Les inondations prolongées durant plusieurs jours ont asphyxié les racines et favorisé des champignons phytopathogènes, entraînant la mortalité des arbres.
Le retard dans la réparation des chemins ruraux et des infrastructures hydrauliques d’irrigation a empêché la reprise de la production de nombreuses terres cultivables : au‑delà de la perte de la récolte l’année de la DANA, beaucoup n’ont pas pu cultiver l’année suivante.
Epoch Times : Vous avez critiqué les « politiques vertes » pour avoir « détruit l’agriculture » et « diminué la compétitivité ». Quelles mesures concrètes ont entravé la reprise des agriculteurs après la DANA ?
M. Viciedo : Les politiques pseudo-écologiques issues du Pacte vert européen nuisent gravement au secteur. Sans aucune nécessité ni justification écologique, mais uniquement sur la base de dogmes climatiques, des politiques agricoles sont imposées qui augmentent les coûts de production et diminuent le rendement agricole.
Ces mêmes politiques agricoles qui nuisent au secteur sont en partie responsables de la catastrophe.
Par exemple, la loi sur la restauration de la nature vise à restaurer tous les écosystèmes « dégradés » d’ici 2050, avec des objectifs intermédiaires : au moins 20 % pour 2030 et 60 % pour 2040. Parmi ces écosystèmes figurent des zones agricoles et d’élevage qui se voient contraintes d’abandonner leur activité en raison de contraintes écologiques impossibles à respecter si l’on veut rester rentable.
Un autre objectif de cette loi, énoncé à son article 9, est de restaurer la connectivité naturelle des rivières en supprimant barrages et digues, qualifiés de « barrières ». Textuellement : «Les États établiront un inventaire des barrières artificielles…», «détermineront les barrières qui doivent être supprimées» afin de «restaurer au moins 25.000 km de rivières […] à écoulement libre […] d’ici à 2030», «en s’occupant principalement des barrières obsolètes».

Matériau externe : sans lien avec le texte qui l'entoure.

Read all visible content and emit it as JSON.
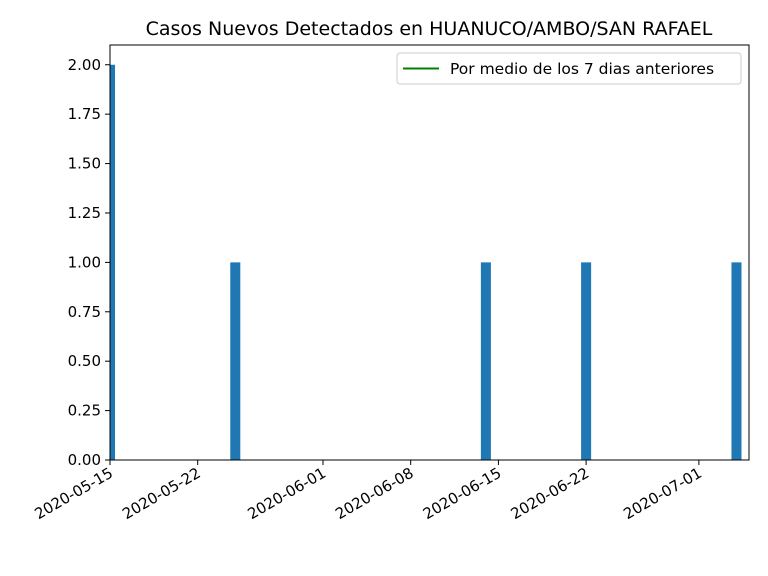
{
  "chart_data": {
    "type": "bar",
    "title": "Casos Nuevos Detectados en HUANUCO/AMBO/SAN RAFAEL",
    "xlabel": "",
    "ylabel": "",
    "x_type": "date",
    "xlim": [
      "2020-05-15",
      "2020-07-05"
    ],
    "ylim": [
      0,
      2.1
    ],
    "x_ticks": [
      "2020-05-15",
      "2020-05-22",
      "2020-06-01",
      "2020-06-08",
      "2020-06-15",
      "2020-06-22",
      "2020-07-01"
    ],
    "y_ticks": [
      "0.00",
      "0.25",
      "0.50",
      "0.75",
      "1.00",
      "1.25",
      "1.50",
      "1.75",
      "2.00"
    ],
    "bars": [
      {
        "date": "2020-05-15",
        "value": 2
      },
      {
        "date": "2020-05-25",
        "value": 1
      },
      {
        "date": "2020-06-14",
        "value": 1
      },
      {
        "date": "2020-06-22",
        "value": 1
      },
      {
        "date": "2020-07-04",
        "value": 1
      }
    ],
    "bar_color": "#1f77b4",
    "legend": {
      "placement": "top-right",
      "entries": [
        {
          "label": "Por medio de los 7 dias anteriores",
          "color": "#008000",
          "marker": "line"
        }
      ]
    },
    "grid": false
  }
}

L’application rigoureuse de cette loi nuit non seulement à l’agriculture et à l’élevage, mais pose aussi des obstacles au nettoyage des cours d’eau, ce qui entraîne les débordements évoqués plus haut. De même, si l’esprit de la loi est d’éliminer les barrières, comment envisager la construction du barrage approuvé à Cheste ou le détournement des eaux du Barranco del Poyo vers la rivière Turia, destiné à diriger une grande partie du débit vers le Plan Sud ?
La stratégie nationale de restauration des cours d’eau va dans le même sens. Elle prévoit uniquement de restaurer la végétation riveraine et d’éliminer les barrières artificielles, mais parfois, dans les zones inondables et surtout au niveau des ravins et des cours d’eau traversant des agglomérations, la sécurité des personnes doit primer. Il faut veiller à élargir et nettoyer le lit du cours d’eau afin qu’il puisse évacuer rapidement les eaux. De même, les barrages et les digues absorbent une grande partie des crues ; si nous les supprimons, tout va circuler, dans le lit ou en dehors, vers la mer.
Epoch Times : Quelles alternatives proposez‑vous pour garantir la viabilité économique du secteur ?
M. Viciedo : Il n’y a pas d’autre alternative. Pour éviter que le secteur primaire européen, et donc espagnol, ne soit remplacé par des importations provenant de pays tiers où les lois environnementales ne sont pas strictes, où l’empreinte carbone augmente en raison du transport maritime de denrées alimentaires depuis des endroits éloignés et où il n’existe pas de limites comparables en matière d’utilisation de produits phytosanitaires — avec le risque que cela comporte pour la sécurité alimentaire — et si nous voulons également miser sur la sécurité face aux inondations, il faut abroger l’ensemble des lois dérivées du Pacte vert européen.
Les opinions exprimées dans cet article sont celles de l’auteur et ne reflètent pas nécessairement celles d’Epoch Times.